By solving for this fundamental problem within the layer paradigm, we expect the solution to also have an impact on the other two pain points.
Our generative research did not go into enough depth regarding how designers communicate and collaborate on design files.

Workshop with designers (participants)
7 participants with a range of design experience
75 mins / 2 group ideation workshops
Crazy 8s as brainstorming method to formulate discussions
56 ideas generated, leading to a deeper understanding of priorities and considerations


Brainstorming
Rapid 100 sketches ideas

Design Principles
Provide handy, contextual assistance during designer’s workflow
Sustain trust in the “source of truth” and enabling confident actions
Rarely require significant behavioral change from designers and collaborators
Improving efficiency to accurately understand and manipulate layers
Foster a sense of joy to keep designers excited and engaged in their daily work
Prototype
As our concept developed in further, we began to wonder:
Should it be a native feature or a plugin?
Initially, we leaned toward a plugin to create an MVP and work within technical constraints.

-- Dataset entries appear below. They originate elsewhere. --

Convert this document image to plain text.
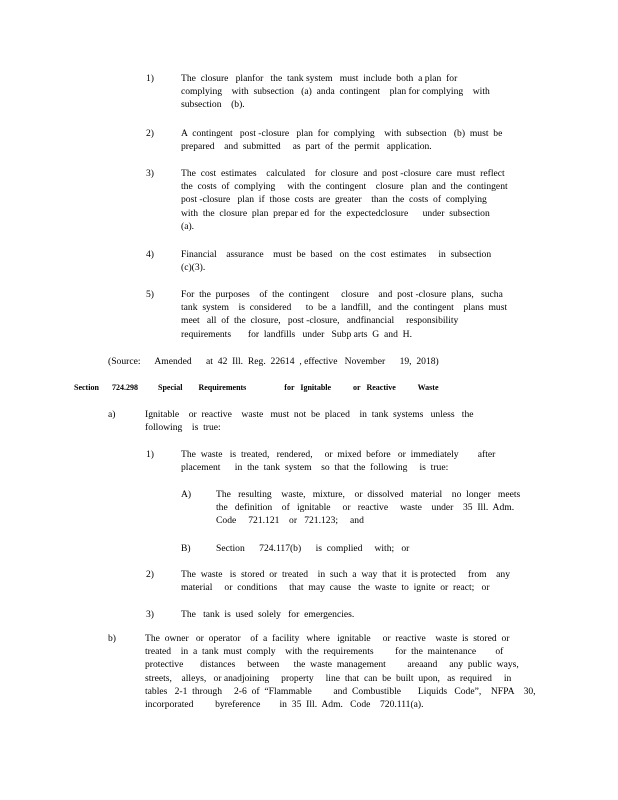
1)	The  closure   planfor   the  tank system   must  include  both  a plan  for
complying    with  subsection   (a)  anda  contingent    plan for complying    with
subsection    (b).
2)	A  contingent   post -closure   plan  for  complying    with  subsection   (b)  must  be
prepared    and  submitted     as  part  of  the  permit   application.
3)	The  cost  estimates    calculated    for  closure  and  post -closure  care  must  reflect
the  costs  of  complying     with  the  contingent    closure   plan  and  the  contingent
post -closure   plan  if  those  costs  are  greater    than  the  costs  of  complying
with  the  closure  plan  prepar ed  for  the  expectedclosure      under  subsection
(a).
4)	Financial    assurance    must  be  based   on  the  cost  estimates     in  subsection
(c)(3).
5)	For  the  purposes    of  the  contingent     closure    and  post -closure  plans,   sucha
tank  system    is  considered      to  be  a  landfill,   and  the  contingent    plans  must
meet   all  of  the  closure,   post -closure,   andfinancial     responsibility
requirements       for  landfills   under   Subp arts  G  and  H.
(Source:      Amended      at  42  Ill.  Reg.  22614  , effective   November      19,  2018)
Section 724.298	Special        Requirements                   for   Ignitable           or   Reactive           Waste
a)	Ignitable    or  reactive    waste   must  not  be  placed    in  tank  systems   unless   the
following    is  true:
1)	The  waste   is  treated,   rendered,     or  mixed  before   or  immediately        after
placement      in  the  tank  system    so  that  the  following     is  true:
A)	The   resulting    waste,   mixture,    or  dissolved   material    no  longer   meets
the   definition    of   ignitable     or   reactive     waste    under    35  Ill.  Adm.
Code     721.121    or   721.123;     and
B)	Section      724.117(b)      is  complied     with;   or
2)	The  waste   is  stored  or  treated    in  such  a  way  that  it  is protected     from    any
material     or  conditions     that  may  cause   the  waste  to  ignite  or  react;   or
3)	The   tank  is  used  solely   for  emergencies.
b)	The  owner   or  operator    of  a  facility   where   ignitable     or  reactive    waste  is  stored  or
treated    in  a  tank  must  comply    with  the  requirements         for  the  maintenance        of
protective       distances     between      the  waste  management         areaand     any  public  ways,
streets,    alleys,   or anadjoining     property     line  that  can  be  built  upon,   as  required     in
tables   2-1  through     2-6  of  “Flammable         and  Combustible       Liquids   Code”,    NFPA    30,
incorporated         byreference        in  35  Ill.  Adm.   Code    720.111(a).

However, we ultimately chose a native integration, as certain editing interactions are simply not possible in a plugin. Forcing the feature into a plugin would compromise the key interactions we wanted to provide. While plugins work well for small, isolated steps, our goal is to support the entire workflow within one seamless experience.
We used various methods to prototype rapidly, including prompting AI, transforming hand sketches transforming into digital interactions, and holding daily standups to discuss logic and share feedback.
LayerLens Final Interaction
After clicking the LayerLens icon in the Properties panel, the layer structure separates automatically. Users can adjust the positions of the layer’s spatial hierarchy and also add a blank layer. The new layer always remain the same size as the original parent frame, since none of its child elements can exceed the size of the parent layer.



Epilogue
We also developed a separate feature developing called Visual Coding, which was not led by me. Visual Coding helps users understand deep nesting at a quick glance.

If this entire feature were to be implemented, more time would be needed to determine the technical logic behind automating the spatial hierarchy levels. This would require a 3–5 month workload for an engineering team, which is a significant resource consideration.
Final usability testing with our original 9 research participants showed that every designers were able to locate nested layers more efficiently using the LayerLens prototype compared to the standard list view.